İsrail’in Kudüs Krallığı kurmak hayalperestliği gibi şerri cumhuriyet kurmak yanılsaması ile ne elde edeceksin?
Yurttaşların büyük çoğunluğu açlık sınırında ve işsiz güçsüz iken 4-5 milyon Suriyeliyi yurt içinde ve o kadarını da sınır boyunda beslemek ile nereye gidileceksin?
“Harun gibi gelip Karun olan” yöneticilerle nereye varacaksın?
Osmanlı hanedanının saray safahatı uğruna Duyunu Umumiye idaresine devleti teslim etmiş olmasından ibret almamakla ayakta durabilecek misin?
Çağdaş eğitim öğretim yerine öteki dünya refahı için akıl dışı bir eğitim anlayışıyla cehaleti kutsamakla kime ve neye hizmet ediyorsun?
Varlık içinde yoksulluğu ve çaresizliği yaşamak için mi?
***
Partili cumhurbaşkanı ; “… dünya beşten büyüktür (…) kaynakların adaletli dağıtılması şarttır” diyerek dünya egemenlerine yol gösteriyor. Ama nedense ülkesi kaynaklarının yurttaşlarına eşit dağıtmıyor! Sevdiklerinin köşe dönmeleri için olmadık israflar görmezden geliniyor.
Örneğin Çağlayan mahallesinde on yılı aşkın süre önce trafiğe hiçbir katkısı olmayan bir tünel geçit yapıldı. Sokakta yatıp kalkanlara konut olmaktan başka bir işe yaramayan bu tünelle yapılan israfın hesabı sorulmaz mı?
Ya da “yap, işlet, devret” anlayışıyla yaptırılan yol, köprü, tünel, şehir hastahanesi ve hava alanı gibi işler için neden ultra sürede döviz garanti verilir de ekonomik bunalımdaki işsisiz güçsüz vatandaşa hesabı verilmez?
Veya Çorum Boğazkale Kaymakamlığınca turistik al beni yaratmak amacıyla 2016 yılında inşa ettiği “Hitit Köyü” neden çürümeye terk edilir? 2.5 milyon lira ile 3500 yıl önceki Hitit yaşamını canlandırma projesi; israf amacıyla uygulanır mı?
Türkiye’nin neo-liberal ekonomik anlayışla iyi günler yaşamayacağı pratikle anlaşılmıştır. Buna rağmen özelleştirmelerle istihdam kapıları kapatılırken, betona yatırımla ne üretimin ve ne de Türk lirasının değerinin yükselmeyeceği apaçık ortadır. Toplumsal geçmişimiz, halkın devlet desteği olmadan iş bulamayacağı, köylünün üretken olamayacağı gerçeği hala atlanmaktadır. Buna rağmen neo-liberal ve mutlak özelleştirme politikalarının öne alınıyor olması, anlaşılır şey midir?

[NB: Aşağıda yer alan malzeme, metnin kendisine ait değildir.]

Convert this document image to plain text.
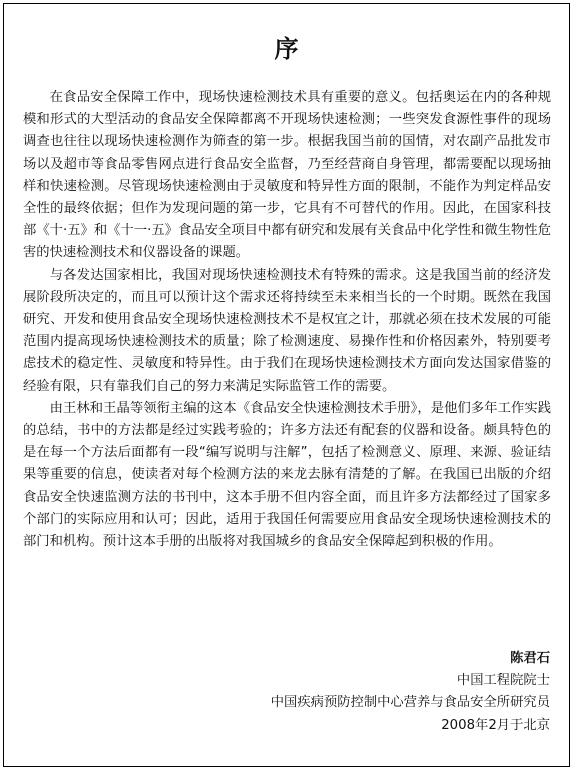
序

在食品安全保障工作中，现场快速检测技术具有重要的意义。包括奥运在内的各种规模和形式的大型活动的食品安全保障都离不开现场快速检测；一些突发食源性事件的现场调查也往往以现场快速检测作为筛查的第一步。根据我国当前的国情，对农副产品批发市场以及超市等食品零售网点进行食品安全监督，乃至经营商自身管理，都需要配以现场抽样和快速检测。尽管现场快速检测由于灵敏度和特异性方面的限制，不能作为判定样品安全性的最终依据；但作为发现问题的第一步，它具有不可替代的作用。因此，在国家科技部《十·五》和《十一·五》食品安全项目中都有研究和发展有关食品中化学性和微生物性危害的快速检测技术和仪器设备的课题。

与各发达国家相比，我国对现场快速检测技术有特殊的需求。这是我国当前的经济发展阶段所决定的，而且可以预计这个需求还将持续至未来相当长的一个时期。既然在我国研究、开发和使用食品安全现场快速检测技术不是权宜之计，那就必须在技术发展的可能范围内提高现场快速检测技术的质量；除了检测速度、易操作性和价格因素外，特别要考虑技术的稳定性、灵敏度和特异性。由于我们在现场快速检测技术方面向发达国家借鉴的经验有限，只有靠我们自己的努力来满足实际监管工作的需要。

由王林和王晶等领衔主编的这本《食品安全快速检测技术手册》，是他们多年工作实践的总结，书中的方法都是经过实践考验的；许多方法还有配套的仪器和设备。颇具特色的是在每一个方法后面都有一段“编写说明与注解”，包括了检测意义、原理、来源、验证结果等重要的信息，使读者对每个检测方法的来龙去脉有清楚的了解。在我国已出版的介绍食品安全快速监测方法的书刊中，这本手册不但内容全面，而且许多方法都经过了国家多个部门的实际应用和认可；因此，适用于我国任何需要应用食品安全现场快速检测技术的部门和机构。预计这本手册的出版将对我国城乡的食品安全保障起到积极的作用。

陈君石
中国工程院院士
中国疾病预防控制中心营养与食品安全所研究员
2008年2月于北京
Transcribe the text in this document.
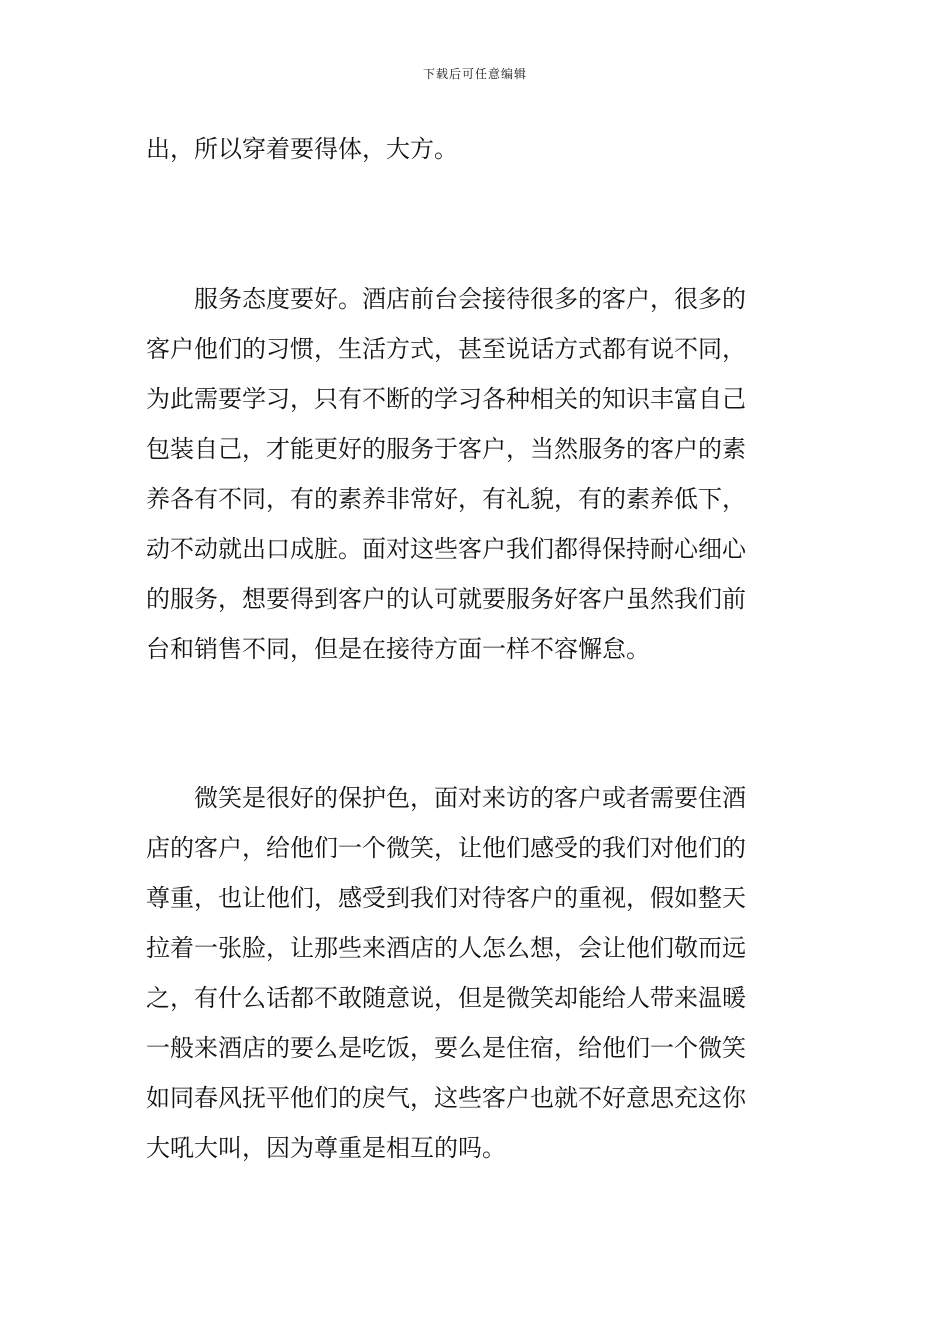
下载后可任意编辑
出，所以穿着要得体，大方。
　　服务态度要好。酒店前台会接待很多的客户，很多的
客户他们的习惯，生活方式，甚至说话方式都有说不同，
为此需要学习，只有不断的学习各种相关的知识丰富自己
包装自己，才能更好的服务于客户，当然服务的客户的素
养各有不同，有的素养非常好，有礼貌，有的素养低下，
动不动就出口成脏。面对这些客户我们都得保持耐心细心
的服务，想要得到客户的认可就要服务好客户虽然我们前
台和销售不同，但是在接待方面一样不容懈怠。
　　微笑是很好的保护色，面对来访的客户或者需要住酒
店的客户，给他们一个微笑，让他们感受的我们对他们的
尊重，也让他们，感受到我们对待客户的重视，假如整天
拉着一张脸，让那些来酒店的人怎么想，会让他们敬而远
之，有什么话都不敢随意说，但是微笑却能给人带来温暖
一般来酒店的要么是吃饭，要么是住宿，给他们一个微笑
如同春风抚平他们的戾气，这些客户也就不好意思充这你
大吼大叫，因为尊重是相互的吗。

12 Eylül sonrasında ANAVATAN Genel Başkanı Turgut Özal; Thatcher ile Ronald Reagan’ın uygulamaya başladığı neoliberal rüzgara kapılarak; Kamu İktisadi Teşekküllerini (KİT) özelleştirmeye başladı. Devletin sosyal güvenlik sistemini zaafiyete düşürdü. AKP Genel Başkanı olarak Recep T. Erdoğan da özelleştirmeyi doruğa çıkardı.
ANAP’ın başlattığı özelleştime ile 2002 yılına kadar toplam 8.2 milyar dolar elde edildi. AKP döneminde bu rakam 70.3 milyar dolara yükseldi. Ama ne istihdamda ve ne de üretimde bir gelişme gerçekleşti. Ne de cari açıkta bir eksilme sağlandı. Yukarıda belirtilen tür israflardan başka bir işe yaramadı.
Üstelik işsiszlik çığ gibi büyüdü. Mutfak yangınları birçok baba ile işssiz ünüversite öğrenimli genci intihara; birçok iş adamını iflasa sürükledi. Özellikle enerji (elektrik, gaz, akaryakıt) zamları, Pazar fiyatlarına rahmet okuttu!
Türk lirası, dünyanın en değersiz parası haline geldi.
Ulusunu seven bir yönetici halkına bunca çileyi yaşatır mı?
Halkın mutsuzluğunu görmezden gelinerek ülke dışına yüksek maliyet demek olan militer emperyal çıkışlarla dar boğazdaki ekonominin yükü daha da ağırlaştırılır mı?
Yalın her bir yurttaş olarak nasıl şaşkınlık yaşamayalım?